Ironman Triathlon : Scott Wins for 5th Time, Breaks Record

Associated Press

Dave Scott won his fifth Ironman Triathlon Saturday, shattering the course record set last year by his arch-rival, Scott Tinley.

Scott, 31, of Davis, Calif., finished the 140.6-mile endurance test in 8 hours 28 minutes 37 seconds, taking more than 20 minutes off Tinley’s 1985 record.

Scott not only regained his title and course record, he won $17,000, the first time prize money has been awarded in the competition’s 10-year history.

Mark Allen of Boulder, Colo., was second in 8:36:04.


Tinley, who won last year while Scott observed the race as a television commentator, was third. His time was 9:00:54, well off his own pace of 8:50:54 last year.

Patricia Puntous of Kelowna, Canada, was the first women to cross the finish line, with a time of 9:47:48. However, race officials later disqualified her for violation of drafting rules during the bicycle leg of the race.

The women’s title then went to Paula Newby-Fraser of Zimbabwe, whose time was 9:49:20, establishing a women’s mark.

Sylviane Puntous, Patricia’s twin, was second in 9:53:12. Defending champion Joanne Ernst of Palo Alto, Calif., was third in 10:00:06.


About 1,000 athletes began the race in calm waters at the pier in this coastal village on Hawaii Island’s Kona Coast.

Tinley moved up after a 28th-place finish in the 2.4-mile swim.
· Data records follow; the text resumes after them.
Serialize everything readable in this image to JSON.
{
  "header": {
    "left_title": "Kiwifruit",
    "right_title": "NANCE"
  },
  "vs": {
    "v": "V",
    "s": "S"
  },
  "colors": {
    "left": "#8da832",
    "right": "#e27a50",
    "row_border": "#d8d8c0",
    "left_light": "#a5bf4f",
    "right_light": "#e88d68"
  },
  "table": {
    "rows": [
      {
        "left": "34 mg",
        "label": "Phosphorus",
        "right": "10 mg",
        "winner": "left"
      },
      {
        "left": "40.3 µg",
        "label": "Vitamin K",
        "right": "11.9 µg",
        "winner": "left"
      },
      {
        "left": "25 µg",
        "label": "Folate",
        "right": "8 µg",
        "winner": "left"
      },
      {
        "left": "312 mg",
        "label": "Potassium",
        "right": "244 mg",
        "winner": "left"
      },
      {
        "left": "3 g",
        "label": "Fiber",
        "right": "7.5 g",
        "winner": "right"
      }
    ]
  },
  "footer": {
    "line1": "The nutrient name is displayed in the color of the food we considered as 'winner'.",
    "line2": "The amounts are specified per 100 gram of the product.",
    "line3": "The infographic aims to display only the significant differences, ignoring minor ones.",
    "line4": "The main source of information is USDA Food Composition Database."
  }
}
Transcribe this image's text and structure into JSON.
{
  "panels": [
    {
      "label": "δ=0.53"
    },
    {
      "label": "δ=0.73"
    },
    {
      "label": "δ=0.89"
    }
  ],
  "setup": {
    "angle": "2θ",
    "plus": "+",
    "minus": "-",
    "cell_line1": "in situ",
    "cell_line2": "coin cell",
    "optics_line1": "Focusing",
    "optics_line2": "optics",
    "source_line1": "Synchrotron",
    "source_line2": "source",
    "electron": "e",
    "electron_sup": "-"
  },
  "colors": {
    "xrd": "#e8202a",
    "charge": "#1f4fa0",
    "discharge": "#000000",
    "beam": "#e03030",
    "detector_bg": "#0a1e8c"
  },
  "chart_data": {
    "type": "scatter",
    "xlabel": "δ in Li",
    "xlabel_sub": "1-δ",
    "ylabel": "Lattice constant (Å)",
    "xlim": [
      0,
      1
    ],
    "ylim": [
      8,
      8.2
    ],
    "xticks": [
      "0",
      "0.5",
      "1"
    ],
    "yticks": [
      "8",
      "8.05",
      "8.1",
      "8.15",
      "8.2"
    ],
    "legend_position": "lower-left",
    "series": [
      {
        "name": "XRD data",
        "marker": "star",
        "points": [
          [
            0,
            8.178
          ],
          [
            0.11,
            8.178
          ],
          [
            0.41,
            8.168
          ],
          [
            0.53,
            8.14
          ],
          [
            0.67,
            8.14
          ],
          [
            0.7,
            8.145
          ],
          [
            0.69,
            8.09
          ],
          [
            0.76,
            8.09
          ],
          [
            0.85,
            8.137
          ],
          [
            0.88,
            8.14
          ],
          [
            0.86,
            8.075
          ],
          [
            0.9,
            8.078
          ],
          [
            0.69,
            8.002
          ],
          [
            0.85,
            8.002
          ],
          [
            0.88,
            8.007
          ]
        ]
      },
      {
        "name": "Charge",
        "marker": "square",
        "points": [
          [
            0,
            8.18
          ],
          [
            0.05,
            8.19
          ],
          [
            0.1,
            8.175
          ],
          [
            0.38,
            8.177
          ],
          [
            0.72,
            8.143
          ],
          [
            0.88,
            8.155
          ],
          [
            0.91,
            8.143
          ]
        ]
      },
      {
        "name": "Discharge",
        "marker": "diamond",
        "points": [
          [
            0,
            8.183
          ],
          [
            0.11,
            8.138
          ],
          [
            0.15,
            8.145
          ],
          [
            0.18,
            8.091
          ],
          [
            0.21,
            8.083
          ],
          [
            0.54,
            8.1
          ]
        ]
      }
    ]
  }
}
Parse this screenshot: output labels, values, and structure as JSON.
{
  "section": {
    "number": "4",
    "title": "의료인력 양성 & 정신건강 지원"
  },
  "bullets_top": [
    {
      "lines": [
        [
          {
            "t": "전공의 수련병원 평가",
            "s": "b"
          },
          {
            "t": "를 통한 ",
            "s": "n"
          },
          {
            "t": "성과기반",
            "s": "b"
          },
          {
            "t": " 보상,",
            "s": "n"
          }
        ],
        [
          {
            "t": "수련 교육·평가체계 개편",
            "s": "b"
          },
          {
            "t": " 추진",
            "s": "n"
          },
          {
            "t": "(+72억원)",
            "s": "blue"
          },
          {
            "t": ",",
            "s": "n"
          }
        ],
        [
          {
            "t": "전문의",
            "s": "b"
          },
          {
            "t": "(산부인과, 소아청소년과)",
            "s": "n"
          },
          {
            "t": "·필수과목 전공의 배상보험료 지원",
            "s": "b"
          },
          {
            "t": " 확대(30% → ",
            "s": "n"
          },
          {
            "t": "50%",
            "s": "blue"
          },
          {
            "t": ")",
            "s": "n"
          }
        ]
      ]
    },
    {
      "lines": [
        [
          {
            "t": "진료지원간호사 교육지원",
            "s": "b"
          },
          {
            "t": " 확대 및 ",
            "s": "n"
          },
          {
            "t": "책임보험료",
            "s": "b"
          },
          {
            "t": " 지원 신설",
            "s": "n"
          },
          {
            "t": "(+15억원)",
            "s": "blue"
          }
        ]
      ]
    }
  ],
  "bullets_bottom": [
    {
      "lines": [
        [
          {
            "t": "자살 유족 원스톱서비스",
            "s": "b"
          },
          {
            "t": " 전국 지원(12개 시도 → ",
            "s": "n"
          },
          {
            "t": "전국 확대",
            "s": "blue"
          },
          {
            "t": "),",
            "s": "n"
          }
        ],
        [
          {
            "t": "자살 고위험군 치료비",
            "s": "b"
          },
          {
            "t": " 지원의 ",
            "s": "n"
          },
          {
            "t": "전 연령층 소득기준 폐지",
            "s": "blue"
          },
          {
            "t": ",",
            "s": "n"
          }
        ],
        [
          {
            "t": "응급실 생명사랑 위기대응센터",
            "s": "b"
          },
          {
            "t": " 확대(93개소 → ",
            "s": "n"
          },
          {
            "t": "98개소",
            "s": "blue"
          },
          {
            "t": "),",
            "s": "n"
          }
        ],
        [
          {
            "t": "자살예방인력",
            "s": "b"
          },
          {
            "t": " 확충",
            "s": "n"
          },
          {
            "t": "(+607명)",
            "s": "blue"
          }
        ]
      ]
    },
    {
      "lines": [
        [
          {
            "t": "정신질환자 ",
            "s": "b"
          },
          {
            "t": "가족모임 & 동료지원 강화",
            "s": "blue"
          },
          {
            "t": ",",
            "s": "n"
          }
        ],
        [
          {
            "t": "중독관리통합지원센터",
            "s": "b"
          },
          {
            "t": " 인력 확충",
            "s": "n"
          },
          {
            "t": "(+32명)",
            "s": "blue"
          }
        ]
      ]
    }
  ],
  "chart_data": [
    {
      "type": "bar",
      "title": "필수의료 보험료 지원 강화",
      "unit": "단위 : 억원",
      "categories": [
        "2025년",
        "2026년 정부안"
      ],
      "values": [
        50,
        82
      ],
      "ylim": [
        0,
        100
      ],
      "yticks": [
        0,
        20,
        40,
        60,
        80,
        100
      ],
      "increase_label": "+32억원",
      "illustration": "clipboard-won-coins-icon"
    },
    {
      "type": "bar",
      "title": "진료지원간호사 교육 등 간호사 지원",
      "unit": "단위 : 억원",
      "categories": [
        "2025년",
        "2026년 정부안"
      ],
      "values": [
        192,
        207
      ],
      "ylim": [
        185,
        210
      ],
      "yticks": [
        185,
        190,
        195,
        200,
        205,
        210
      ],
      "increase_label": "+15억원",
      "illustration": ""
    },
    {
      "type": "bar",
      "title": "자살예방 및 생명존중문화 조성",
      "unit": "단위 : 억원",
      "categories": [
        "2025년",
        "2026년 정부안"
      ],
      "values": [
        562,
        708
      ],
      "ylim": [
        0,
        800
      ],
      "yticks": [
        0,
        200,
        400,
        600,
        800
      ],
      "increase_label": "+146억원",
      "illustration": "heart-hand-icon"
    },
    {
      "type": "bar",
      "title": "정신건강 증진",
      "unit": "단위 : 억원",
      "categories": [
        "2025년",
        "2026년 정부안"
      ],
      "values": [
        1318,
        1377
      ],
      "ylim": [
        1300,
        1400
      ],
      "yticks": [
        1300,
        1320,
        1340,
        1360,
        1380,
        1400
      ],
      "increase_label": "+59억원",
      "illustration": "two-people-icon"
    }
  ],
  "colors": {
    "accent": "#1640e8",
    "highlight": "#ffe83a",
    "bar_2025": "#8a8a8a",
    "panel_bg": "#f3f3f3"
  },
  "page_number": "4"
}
Scott was third in the swim.

After the swim, the athletes took off on a 112-mile bicycle ride, followed by a 26.2-mile marathon run.

Brad Hinshaw of Saratoga, Calif., the first person out of the water in a record 47 minutes 38 seconds, dropped back during the bicycle portion of the event.

His brother, Chris, who was second in the swim, was two minutes behind Tinley at the end of the bike ride.

The bicycle ride took the competitors from the village through barren lava fields and rolling ranch lands to the turnaround at the village of Hawi, at the northeast tip of the island.

The bicycle phase of the competition ended and the marathon run began at the Keauhou Resort, several miles south of here.

The competitors, from 48 states and 36 countries, were required to finish the swim in 2 hours 15 minutes, the bicycle ride in an additional 8 hours 15 minutes and the entire race in 17 hours.


Ironman officials received nearly 4,000 applications and selected nearly 1,250.

The Ironman combines three of Hawaii’s most popular athletic events--the Waikiki Roughwater Swim, the Around Oahu Bike Race and the Honolulu Marathon.

The race was moved from Oahu to Kona in 1981 to take advantage of less-congested highways.